Sticky Mike’s Frog Bar is closing down at the end of this year. It was announced today that the Middle Street venue, which has become such an intrinsic part of Brighton’s music scene over the last seven years, is due to shut its doors on December 31st.
We don’t yet know why the venue is closing, or if there is anyone interested in buying it at this stage – though it is possible that a new owner might choose to continue to use it for live music. Of course, as we’ve seen before in Brighton, when a music venue closes it tends to stay that way.
Sticky Mike’s Frog Bar opened in July 2011 (replacing a previous bar called Jam) and was named after a famous Manhattan joint that manager Sally Oakenfold visited in the 1990s. In addition to live music, the 200-capacity venue has hosted comedy shows, videogame events and regular DJ and club nights.
“Running a grassroots music venue is a battle,” Sally told us. “You’re up against licensing, council restrictions, noise, development, landlords. It’s never-ending. But we carry on because we appreciate the value of spaces like Stickies.”
The venue still has a busy schedule with the likes of Wargirl, Middle Kids and Aidan Moffat all booked to play over the coming months. Advertised events are still going ahead, and shows planned for the new year are being moved to the Hope & Ruin and East Street Tap. The venue plans to go out in style with a New Year’s Eve party which will probably be both brilliant and a little sad.
“We’d like to thank all the people that have supported us over the years,” added Sally. “And all the many acts that have gone on to bigger and better things. The concern for the future is that without places like this it will be less and less of an option for people to start bands and club nights or start promoting, or just have fun listening to live music.”
An announcement from the Music Venue Trust laments the closure of Sticky Mike’s and sees it as an example of a wider problem that is urgently affecting venues across the country.

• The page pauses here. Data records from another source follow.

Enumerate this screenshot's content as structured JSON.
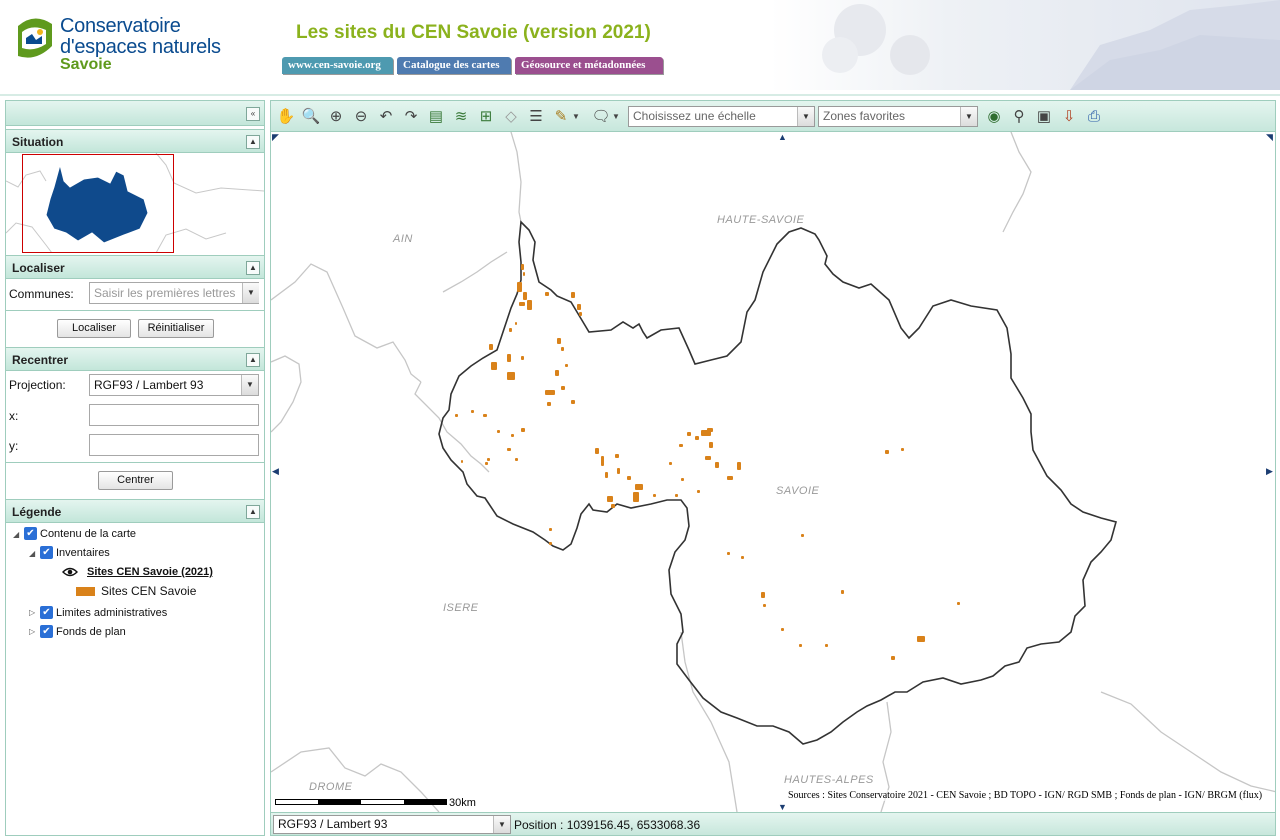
{
  "header": {
    "logo_lines": [
      "Conservatoire",
      "d'espaces naturels",
      "Savoie"
    ],
    "title": "Les sites du CEN Savoie (version 2021)",
    "links": [
      "www.cen-savoie.org",
      "Catalogue des cartes",
      "Géosource et métadonnées"
    ]
  },
  "sidebar": {
    "collapse_icon": "double-chevron-left-icon",
    "situation": {
      "title": "Situation"
    },
    "localiser": {
      "title": "Localiser",
      "communes_label": "Communes:",
      "communes_placeholder": "Saisir les premières lettres",
      "localiser_button": "Localiser",
      "reset_button": "Réinitialiser"
    },
    "recentrer": {
      "title": "Recentrer",
      "projection_label": "Projection:",
      "projection_value": "RGF93 / Lambert 93",
      "x_label": "x:",
      "y_label": "y:",
      "x_value": "",
      "y_value": "",
      "center_button": "Centrer"
    },
    "legende": {
      "title": "Légende",
      "items": {
        "root": "Contenu de la carte",
        "inventaires": "Inventaires",
        "layer": "Sites CEN Savoie (2021)",
        "symbol_label": "Sites CEN Savoie",
        "limites": "Limites administratives",
        "fonds": "Fonds de plan"
      },
      "symbol_color": "#d9821a"
    }
  },
  "toolbar": {
    "tools": [
      "pan-hand-icon",
      "zoom-extent-icon",
      "zoom-in-icon",
      "zoom-out-icon",
      "previous-view-icon",
      "next-view-icon",
      "add-layer-icon",
      "layers-icon",
      "wfs-layer-icon",
      "layer-off-icon",
      "list-icon",
      "measure-icon",
      "comment-icon"
    ],
    "scale_placeholder": "Choisissez une échelle",
    "zones_placeholder": "Zones favorites",
    "right_tools": [
      "globe-icon",
      "binoculars-icon",
      "save-icon",
      "download-icon",
      "print-icon"
    ]
  },
  "map": {
    "departments": [
      "AIN",
      "HAUTE-SAVOIE",
      "SAVOIE",
      "ISERE",
      "DROME",
      "HAUTES-ALPES"
    ],
    "scale_label": "30km",
    "sources": "Sources : Sites Conservatoire 2021 - CEN Savoie ; BD TOPO - IGN/ RGD SMB ; Fonds de plan - IGN/ BRGM (flux)",
    "site_color": "#d9821a"
  },
  "statusbar": {
    "projection": "RGF93 / Lambert 93",
    "position": "Position : 1039156.45, 6533068.36"
  }
}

“It’s a perfect summary of where many venue operators/owners find themselves,” says the announcement. Rent, rates, costs too high, profit margins non-existent, a new development coming at them which inevitably means noise challenges, a decaying infrastructure it’s too expensive to maintain, licensing conditions which cut into business… it’s a mess and not of their own making. Frankly, the team at Sticky Mike’s should get a medal for keeping it going this long.”